[FFmpeg-devel] [PATCH] Move cbrt tables to a separate cbrt_data(_fixed).c files.

Sun Mar 13 20:53:17 CET 2016

On 13.03.2016, at 19:11, Ganesh Ajjanagadde <gajjanag at gmail.com> wrote:

> On Sun, Mar 13, 2016 at 1:46 PM, Reimar Döffinger
> <Reimar.Doeffinger at gmx.de> wrote:
>> 
>>> 
>>> --enable-hardcoded-tables partially does that; it increases memory
>>> usage as tables are burnt into the library at some gains for
>>> initialization time.
>> 
>> No, exactly not. It increases disk usage, but it decreases memory
>> usage.
>> Tables are not loaded just because they are in the binary, not
>> when they are in .rodata.
>> If you are really lucky, even when the cbrt tables are used but only
>> a small part of them, with --enable-hardcoded-tables you'd not
>> even necessarily end up with all of them in RAM (admittedly
>> you can also see that as a disadvantage: the chances that
>> you end up with a page fault in the middle of decoding when
>> you don't really want it is there, too).
> 
> Correct me if I am wrong, but I don't think an OS/runtime system
> actually loads at the granularity of individual tables. It would load
> at the granularity of pages, there can be a greater chance of page
> faults with larger images, such as due to larger .rodata.

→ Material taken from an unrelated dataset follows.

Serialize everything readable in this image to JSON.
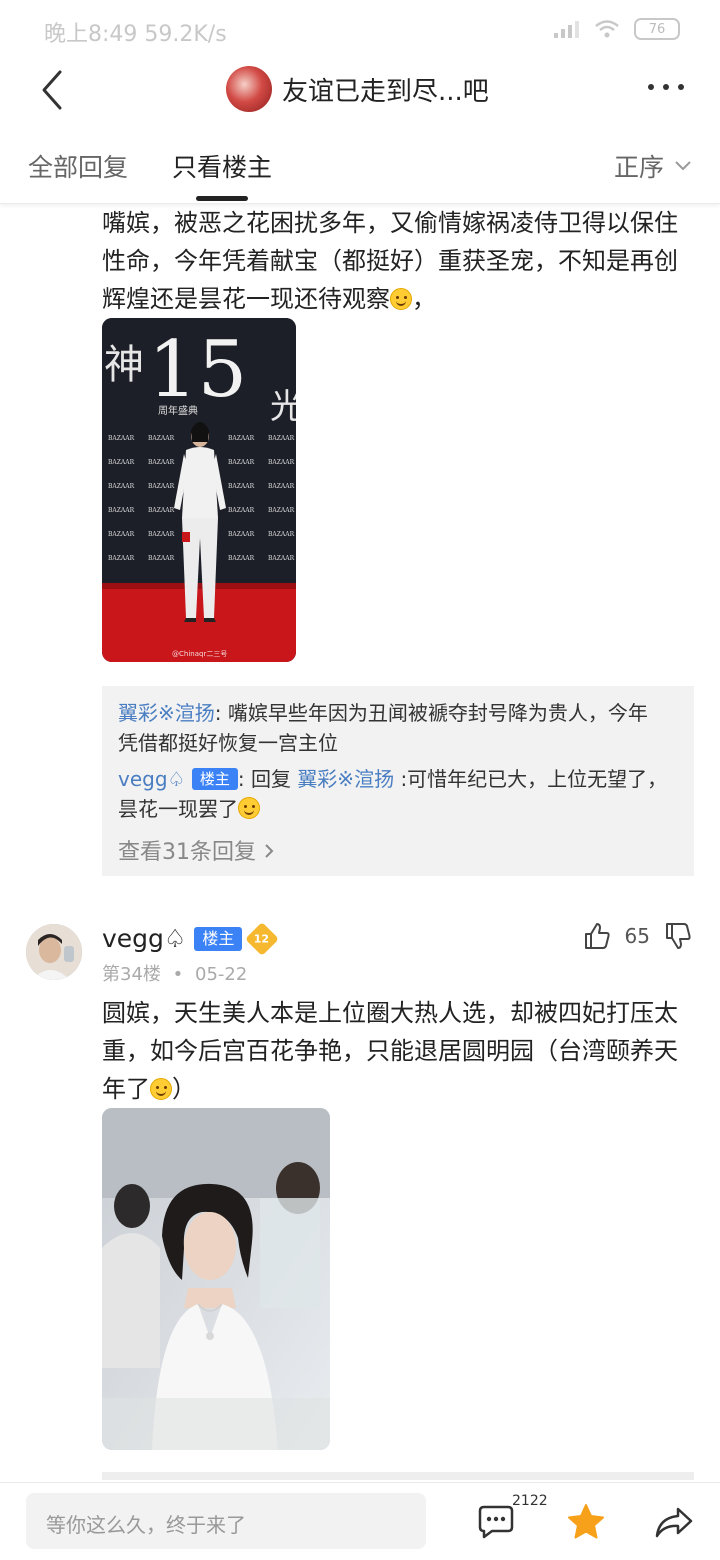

The cbrt tables are a lot larger than a page, so I considered that unnecessary details.
Also all tables, whether in .bss or .rodata share the page granularity issue.
"greater chance of page faults" is not strictly true as initialising the tables in .bss will cause page faults, too. But yes the the .rodata page faults need to go to disk and are more costly.
Unless you run a system supporting in-place execution...

>> Gaining initialization time is absolutely not the point of
>> that option, it doesn't make sense and I have no idea
>> how that myth came to be (it may admittedly be true
>> in some cases, but it's not the point or very relevant).
>> Just for AAC CBRT tables (which are small in comparison),
>> hardcoded tables saves 128 kB of RAM/swap once you no longer
>> use the AAC codecs compared to your patch (64 kB for the
>> double table + 2*32kB for the final tables + possibly
>> a little bit from not needing the initialization code).
> 
> Ok, so the tables are pulled into RAM on a as-needed basis. But then
> when are they offloaded? Savings (apart from the 64 kB for the double
> table) will only kick in at the time of offloading when the page is
> freed.

It will be swapped out normally, whenever the OS decides it has a better use for the RAM.
.rodata will be easier to swap as it is non-dirty (does not require a write), but the exact priority compared to e.g. cache pages is up to the OS. It could keep .rodata pages just as part of its generic file system cache if it wants...
Initialised .bss tables can of course be swapped out, too, but they require a write and the OS is less likely to do it, plus it requires you to have swap (systems designed to leave no traces cannot use swap for example, at least not with flash storage where securely erasing data is kind of not possible). If one were to dedicate sufficient craziness to it one could probably build a system that used munmap/madvise and SIGSEGV or user-space pagefault handling to combine the advantages of both. I certainly wouldn't recommend it though.
And as said, in addition sharing the .bss tables across instances tends to not be possible but is trivial for .rodata tables.